Até quando os advérbios JÁ e AINDA associados ao casamento?

Seguindo a grande paixão que sempre tive pela língua portuguesa, quer me parecer que a utilização dos advérbios de tempo JÁ e AINDA pressupõe uma realidade que é inevitável, obrigatória ou, pelo menos, devida.  O exemplo mais claro é o da morte.Não existe nada mais inevitável do que a morte e, assim sendo, sabemos que de velho ninguém passa.  É portanto tão natural, seguindo esta ordem de ideias, ouvirmos alguém perguntar "Então, os seus bisavós? AINDA são vivos?" como ouvir como resposta "O meu bisavô JÁ morreu, a minha bisavó é que AINDA é viva". Um diálogo perfeitamente natural, pela ordem natural das coisas, da vida.
Os mesmos advérbios podem também, a meu ver correctamente  ser usados quando ambas as pessoas sabem que uma determinada acção é obrigatória ou devida. Parece-me normal ouvir uma pessoa perguntar a outra "Então, JÁ entregaste a declaração do IRS?"  ou "JÁ pediste desculpa ao Zé?" ... Ambas as perguntas fazem sentido, tal como faz sentido a ambas a resposta "AINDA não". Estamos perante realidades, acções que , não tendo AINDA acontecido se pressupõe que há uma obrigação de acontecerem num futuro mais ou menos próximo.

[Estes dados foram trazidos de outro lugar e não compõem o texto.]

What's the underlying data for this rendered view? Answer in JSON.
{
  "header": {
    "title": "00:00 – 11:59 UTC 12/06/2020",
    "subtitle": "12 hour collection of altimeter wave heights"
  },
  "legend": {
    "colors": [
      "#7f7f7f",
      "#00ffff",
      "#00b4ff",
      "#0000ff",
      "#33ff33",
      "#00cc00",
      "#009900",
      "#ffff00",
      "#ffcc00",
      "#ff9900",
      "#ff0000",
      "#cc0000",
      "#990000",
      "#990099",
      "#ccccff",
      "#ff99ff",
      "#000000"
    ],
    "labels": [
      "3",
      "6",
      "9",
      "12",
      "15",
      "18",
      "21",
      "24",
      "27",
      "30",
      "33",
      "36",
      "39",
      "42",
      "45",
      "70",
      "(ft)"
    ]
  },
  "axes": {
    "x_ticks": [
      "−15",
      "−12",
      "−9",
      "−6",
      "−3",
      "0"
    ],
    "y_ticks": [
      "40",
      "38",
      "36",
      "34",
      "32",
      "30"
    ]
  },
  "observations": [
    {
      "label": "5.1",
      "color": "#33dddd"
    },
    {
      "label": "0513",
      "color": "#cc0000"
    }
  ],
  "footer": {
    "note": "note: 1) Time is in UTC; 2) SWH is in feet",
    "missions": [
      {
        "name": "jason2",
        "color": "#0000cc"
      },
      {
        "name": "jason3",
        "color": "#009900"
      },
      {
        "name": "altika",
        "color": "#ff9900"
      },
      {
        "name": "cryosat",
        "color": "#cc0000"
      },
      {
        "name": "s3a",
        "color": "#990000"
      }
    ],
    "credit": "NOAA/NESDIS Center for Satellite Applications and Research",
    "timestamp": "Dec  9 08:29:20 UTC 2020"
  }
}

Assim sendo, vamos então ao que interessa para o momento: quem não ouviu ainda o seguinte diálogo?
"Olá, D. Maria! Há tantos anos que não a via! Como vai a família? Os seus filhos JÁ são casados?" Resposta da D. Maria "O Zé JÁ casou, mas o Manel AINDA é solteiro... " em contra resposta, como para amenizar um pouco o facto negativo, a primeira pessoa diz "Deixe lá, o meu também AINDA NÃO casou..."
Ora, tal como vimos anteriormente, os advérbios JÁ e AINDA pressupõem , deixam subentender, uma realidade inevitável, obrigatória, ou, pelo menos, devida. Assim sendo, por esta conversa , que ouço desde criança e , por estanho que me pareça , continuo a ouvir nos dias de hoje, o casamento é algo que a pessoa deve fazer. Algo inevitável, obrigatório ou devido. Algo que quem AINDA NÃO fez, deverá vir a fazer no futuro. Não faço a mínima ideia a quem os cidadãos devem tal acção, mas , pela mentalidade expressa pela Língua Portuguesa, é algo devido. Talvez um dever cívico, tal como votar.

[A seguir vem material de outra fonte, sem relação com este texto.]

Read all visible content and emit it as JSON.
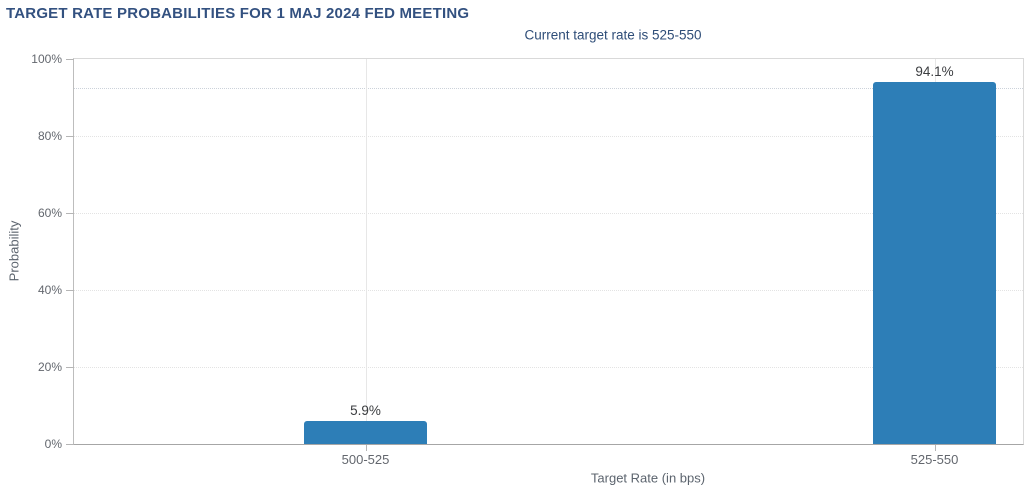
{
  "page": {
    "title": "TARGET RATE PROBABILITIES FOR 1 MAJ 2024 FED MEETING",
    "subtitle": "Current target rate is 525-550"
  },
  "chart_data": {
    "type": "bar",
    "title": "TARGET RATE PROBABILITIES FOR 1 MAJ 2024 FED MEETING",
    "subtitle": "Current target rate is 525-550",
    "categories": [
      "500-525",
      "525-550"
    ],
    "values": [
      5.9,
      94.1
    ],
    "value_labels": [
      "5.9%",
      "94.1%"
    ],
    "xlabel": "Target Rate (in bps)",
    "ylabel": "Probability",
    "ylim": [
      0,
      100
    ],
    "y_tick_interval": 20,
    "y_tick_labels": [
      "0%",
      "20%",
      "40%",
      "60%",
      "80%",
      "100%"
    ],
    "grid": true,
    "legend": false,
    "reference_line_pct": 92.5
  },
  "colors": {
    "title": "#335180",
    "subtitle": "#2e4d78",
    "bar": "#2d7eb7",
    "axis_line": "#a6a6a6",
    "gridline": "#e3e3e3",
    "tick_label": "#63676e",
    "value_label": "#3b3d40",
    "axis_title": "#5c646e",
    "background": "#ffffff"
  }
}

Incomoda-me um bocado esta mentalidade enraizada, tendo em conta que sempre conheci pessoas solteiras de todas as idades que me parecia terem uma vida normalíssima. Pessoas que viviam em sociedade, trabalhavam, conviviam. Quer as pessoas queiram, quer não, nem todas as pessoas têm vocação para o casamento, para viver ao lado de outra pessoa em ambiente de casal.

Que a sociedade nos empurra tradicionalmente para o casamento já é dado adquirido.... Que continuemos a insistir nessa tradição é que já me parece inadmissível.